Apart from the hideous length of it, Franzen’s sentence is divided to me. The first half, the premise that he uses to build the argument in the second, claims that once we die, we have lost the world. As a Hindu, though, our faith is firm in the knowledge of death, and that what comes after death is still a part of the world. Our material world under maya includes the realm of death, so it makes no sense how we could ever part with it. Plus, dying does not put us beyond the Earth planet. We will return, through all of the species, until we attain God. However, to give Franzen some points, we are removed from a part of the mayic world, waiting for our chance to come back.
The rest of the sentence is the trickier bit. Franzen is trying to make it clear that both, not seeing the world and death itself, are scary things, but where our fears are deepest is in losing a world in which we are so invested. From the teachings of Maharajji, I can understand this in a lot of different ways. I can disagree with him, because we should be more afraid of not finding God in this lifetime than not being able relish the pleasures of maya. I can also agree with him, though, because our attachment to even the simplest enjoyments of the Earth planet are strong enough to fear losing them. In this age of kaliyug, human beings are so strong in their desires, so developed in their cravings, that they are capable of only seeing death as wrongful separation from a life they claim for themselves. Our fear of nonexistence is trumped again and again by the fear of losing everything to death. This terror of losing it all is expressed countless times in books, movies, and other popular media, rather than philosophical treatise on what nonexistence must be like.

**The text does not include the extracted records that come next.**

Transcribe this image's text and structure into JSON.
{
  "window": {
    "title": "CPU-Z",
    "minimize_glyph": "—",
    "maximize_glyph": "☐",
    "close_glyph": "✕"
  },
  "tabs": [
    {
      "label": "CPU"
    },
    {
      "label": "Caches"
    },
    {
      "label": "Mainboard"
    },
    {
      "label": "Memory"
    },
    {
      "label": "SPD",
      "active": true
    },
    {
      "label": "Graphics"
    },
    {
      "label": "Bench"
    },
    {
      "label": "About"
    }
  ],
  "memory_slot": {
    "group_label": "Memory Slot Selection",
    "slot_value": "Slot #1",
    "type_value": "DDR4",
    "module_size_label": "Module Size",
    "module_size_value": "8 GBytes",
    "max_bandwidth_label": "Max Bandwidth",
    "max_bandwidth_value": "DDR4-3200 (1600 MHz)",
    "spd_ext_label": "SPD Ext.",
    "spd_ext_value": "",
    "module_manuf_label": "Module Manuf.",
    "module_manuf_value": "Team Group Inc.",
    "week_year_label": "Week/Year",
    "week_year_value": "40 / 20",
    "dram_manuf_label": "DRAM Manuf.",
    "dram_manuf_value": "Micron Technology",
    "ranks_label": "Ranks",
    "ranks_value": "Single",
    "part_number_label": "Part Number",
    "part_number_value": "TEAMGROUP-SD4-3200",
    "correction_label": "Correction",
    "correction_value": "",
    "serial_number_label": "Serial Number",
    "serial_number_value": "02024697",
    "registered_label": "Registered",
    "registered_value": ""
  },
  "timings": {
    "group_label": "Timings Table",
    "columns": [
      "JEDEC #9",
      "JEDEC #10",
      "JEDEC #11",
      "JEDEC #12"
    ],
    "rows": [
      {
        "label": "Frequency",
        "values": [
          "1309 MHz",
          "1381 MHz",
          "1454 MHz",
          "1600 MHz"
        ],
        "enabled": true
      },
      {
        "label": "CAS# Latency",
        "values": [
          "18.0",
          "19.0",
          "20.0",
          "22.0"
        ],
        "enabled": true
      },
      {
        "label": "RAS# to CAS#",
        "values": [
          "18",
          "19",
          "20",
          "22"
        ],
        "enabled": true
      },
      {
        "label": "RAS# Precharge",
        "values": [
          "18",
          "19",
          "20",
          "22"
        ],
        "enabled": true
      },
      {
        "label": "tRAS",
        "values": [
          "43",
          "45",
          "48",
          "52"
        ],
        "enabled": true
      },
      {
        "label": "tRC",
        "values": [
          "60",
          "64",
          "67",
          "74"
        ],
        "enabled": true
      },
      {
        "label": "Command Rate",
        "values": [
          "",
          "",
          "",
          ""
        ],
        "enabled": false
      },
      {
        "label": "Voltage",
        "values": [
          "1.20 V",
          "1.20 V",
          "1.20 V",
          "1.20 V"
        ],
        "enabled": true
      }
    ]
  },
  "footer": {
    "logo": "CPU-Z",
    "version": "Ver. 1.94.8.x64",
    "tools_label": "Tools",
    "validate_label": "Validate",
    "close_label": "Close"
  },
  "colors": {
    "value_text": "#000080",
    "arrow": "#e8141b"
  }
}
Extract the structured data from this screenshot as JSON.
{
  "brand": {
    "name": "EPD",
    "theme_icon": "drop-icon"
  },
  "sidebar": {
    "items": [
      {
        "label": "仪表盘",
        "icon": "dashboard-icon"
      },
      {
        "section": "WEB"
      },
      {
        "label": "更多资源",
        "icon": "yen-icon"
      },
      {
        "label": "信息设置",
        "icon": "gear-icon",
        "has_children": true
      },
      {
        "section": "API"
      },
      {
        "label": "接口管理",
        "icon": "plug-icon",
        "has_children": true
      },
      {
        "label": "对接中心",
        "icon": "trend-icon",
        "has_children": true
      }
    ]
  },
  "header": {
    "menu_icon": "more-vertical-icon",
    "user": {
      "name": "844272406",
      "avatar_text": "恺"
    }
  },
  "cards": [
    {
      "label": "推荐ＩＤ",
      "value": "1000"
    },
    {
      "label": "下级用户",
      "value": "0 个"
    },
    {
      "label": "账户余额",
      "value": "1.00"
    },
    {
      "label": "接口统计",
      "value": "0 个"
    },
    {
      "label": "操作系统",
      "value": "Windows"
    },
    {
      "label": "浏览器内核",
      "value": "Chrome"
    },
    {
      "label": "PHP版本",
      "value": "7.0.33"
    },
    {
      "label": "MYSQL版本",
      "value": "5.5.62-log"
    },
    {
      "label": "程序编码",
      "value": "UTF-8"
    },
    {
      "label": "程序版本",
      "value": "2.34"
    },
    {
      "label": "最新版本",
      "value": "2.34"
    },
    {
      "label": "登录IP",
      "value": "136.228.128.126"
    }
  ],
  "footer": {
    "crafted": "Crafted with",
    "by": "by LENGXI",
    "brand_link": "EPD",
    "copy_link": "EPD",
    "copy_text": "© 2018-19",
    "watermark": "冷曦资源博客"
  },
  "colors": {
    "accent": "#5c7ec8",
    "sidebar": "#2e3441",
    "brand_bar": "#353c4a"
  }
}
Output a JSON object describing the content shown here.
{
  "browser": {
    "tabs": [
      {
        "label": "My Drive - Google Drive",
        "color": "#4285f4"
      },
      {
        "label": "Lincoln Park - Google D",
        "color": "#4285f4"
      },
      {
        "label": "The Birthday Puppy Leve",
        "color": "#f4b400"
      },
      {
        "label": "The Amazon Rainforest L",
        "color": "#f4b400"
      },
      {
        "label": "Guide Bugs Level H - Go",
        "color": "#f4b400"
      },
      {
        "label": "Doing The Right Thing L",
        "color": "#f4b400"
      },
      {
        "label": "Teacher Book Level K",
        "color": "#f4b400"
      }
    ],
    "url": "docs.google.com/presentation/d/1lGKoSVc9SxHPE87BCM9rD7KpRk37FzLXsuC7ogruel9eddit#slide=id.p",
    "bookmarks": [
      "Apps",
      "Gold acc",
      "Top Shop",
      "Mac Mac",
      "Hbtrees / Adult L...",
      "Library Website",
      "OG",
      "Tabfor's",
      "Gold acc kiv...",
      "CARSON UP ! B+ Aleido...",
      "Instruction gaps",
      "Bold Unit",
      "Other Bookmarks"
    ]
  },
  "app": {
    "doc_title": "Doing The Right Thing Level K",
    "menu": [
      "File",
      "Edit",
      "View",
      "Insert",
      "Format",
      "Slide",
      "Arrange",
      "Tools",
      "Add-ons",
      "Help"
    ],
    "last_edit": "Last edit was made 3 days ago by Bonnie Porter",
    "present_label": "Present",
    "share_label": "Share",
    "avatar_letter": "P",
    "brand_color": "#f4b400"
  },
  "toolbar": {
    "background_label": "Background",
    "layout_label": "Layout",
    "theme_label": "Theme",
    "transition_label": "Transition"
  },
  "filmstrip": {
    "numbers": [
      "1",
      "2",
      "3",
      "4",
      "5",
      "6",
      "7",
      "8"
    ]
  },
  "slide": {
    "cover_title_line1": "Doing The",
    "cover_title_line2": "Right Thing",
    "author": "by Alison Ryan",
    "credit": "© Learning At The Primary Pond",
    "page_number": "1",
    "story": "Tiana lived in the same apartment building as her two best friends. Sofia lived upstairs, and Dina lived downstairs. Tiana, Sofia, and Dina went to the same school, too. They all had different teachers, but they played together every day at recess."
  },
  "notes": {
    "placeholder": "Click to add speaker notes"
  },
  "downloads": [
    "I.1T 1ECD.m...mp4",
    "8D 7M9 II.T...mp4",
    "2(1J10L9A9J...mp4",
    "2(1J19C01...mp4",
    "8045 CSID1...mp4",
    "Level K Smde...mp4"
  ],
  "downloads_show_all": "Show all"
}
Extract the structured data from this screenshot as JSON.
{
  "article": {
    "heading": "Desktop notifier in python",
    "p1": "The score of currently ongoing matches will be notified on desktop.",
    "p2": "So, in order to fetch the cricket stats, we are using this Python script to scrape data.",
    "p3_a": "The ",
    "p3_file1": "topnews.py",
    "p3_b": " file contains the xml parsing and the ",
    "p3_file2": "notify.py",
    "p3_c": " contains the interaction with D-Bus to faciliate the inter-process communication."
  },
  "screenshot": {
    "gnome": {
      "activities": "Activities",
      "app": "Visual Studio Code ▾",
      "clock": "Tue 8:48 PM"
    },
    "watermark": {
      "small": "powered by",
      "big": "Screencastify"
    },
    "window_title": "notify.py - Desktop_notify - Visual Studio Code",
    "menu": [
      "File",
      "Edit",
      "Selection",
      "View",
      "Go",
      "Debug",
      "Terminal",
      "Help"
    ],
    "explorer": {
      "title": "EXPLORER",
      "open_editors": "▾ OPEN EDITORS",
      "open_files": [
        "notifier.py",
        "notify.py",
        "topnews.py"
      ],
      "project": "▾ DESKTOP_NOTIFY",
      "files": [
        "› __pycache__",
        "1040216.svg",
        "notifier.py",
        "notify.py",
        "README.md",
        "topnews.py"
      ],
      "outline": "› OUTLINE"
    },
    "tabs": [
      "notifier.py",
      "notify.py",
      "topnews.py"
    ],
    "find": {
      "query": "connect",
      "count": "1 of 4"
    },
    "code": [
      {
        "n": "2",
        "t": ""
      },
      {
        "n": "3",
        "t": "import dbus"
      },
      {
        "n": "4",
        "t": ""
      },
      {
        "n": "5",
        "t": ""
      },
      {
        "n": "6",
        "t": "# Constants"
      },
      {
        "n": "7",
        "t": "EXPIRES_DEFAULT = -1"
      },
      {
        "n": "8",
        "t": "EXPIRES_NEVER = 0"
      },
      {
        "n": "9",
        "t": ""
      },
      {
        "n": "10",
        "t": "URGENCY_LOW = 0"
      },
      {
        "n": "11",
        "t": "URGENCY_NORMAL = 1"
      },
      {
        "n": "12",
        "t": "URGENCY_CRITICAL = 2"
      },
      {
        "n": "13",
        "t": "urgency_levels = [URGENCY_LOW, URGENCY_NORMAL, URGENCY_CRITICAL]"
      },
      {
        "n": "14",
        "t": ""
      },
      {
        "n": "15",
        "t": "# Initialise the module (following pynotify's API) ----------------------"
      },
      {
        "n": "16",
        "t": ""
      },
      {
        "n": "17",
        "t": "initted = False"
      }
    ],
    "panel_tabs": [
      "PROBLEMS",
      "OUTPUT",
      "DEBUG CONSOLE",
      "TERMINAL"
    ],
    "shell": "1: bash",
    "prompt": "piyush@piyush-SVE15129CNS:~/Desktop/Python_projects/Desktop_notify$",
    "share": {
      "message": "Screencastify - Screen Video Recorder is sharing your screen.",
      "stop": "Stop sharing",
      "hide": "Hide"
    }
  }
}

Of course, I’m quoting Franzen out of context. “Sifting the Ashes” is an essay on Big Tobacco, not the intricacies of public perceptions of death. But the sentence itself is weirdly in context, because Franzen is discussing why people buy, sell, and smoke cigarettes, even with the knowledge of how deadly they are. He says that despite our awareness of death, we fear losing the world more than losing ourselves. Maharajji says that despite our awareness of God, we try for the world more than we try for Him. In this bizarre segmentation of high art and religion, we find that both are making the same claims, working to stress the same things, trying to change the way we see the world.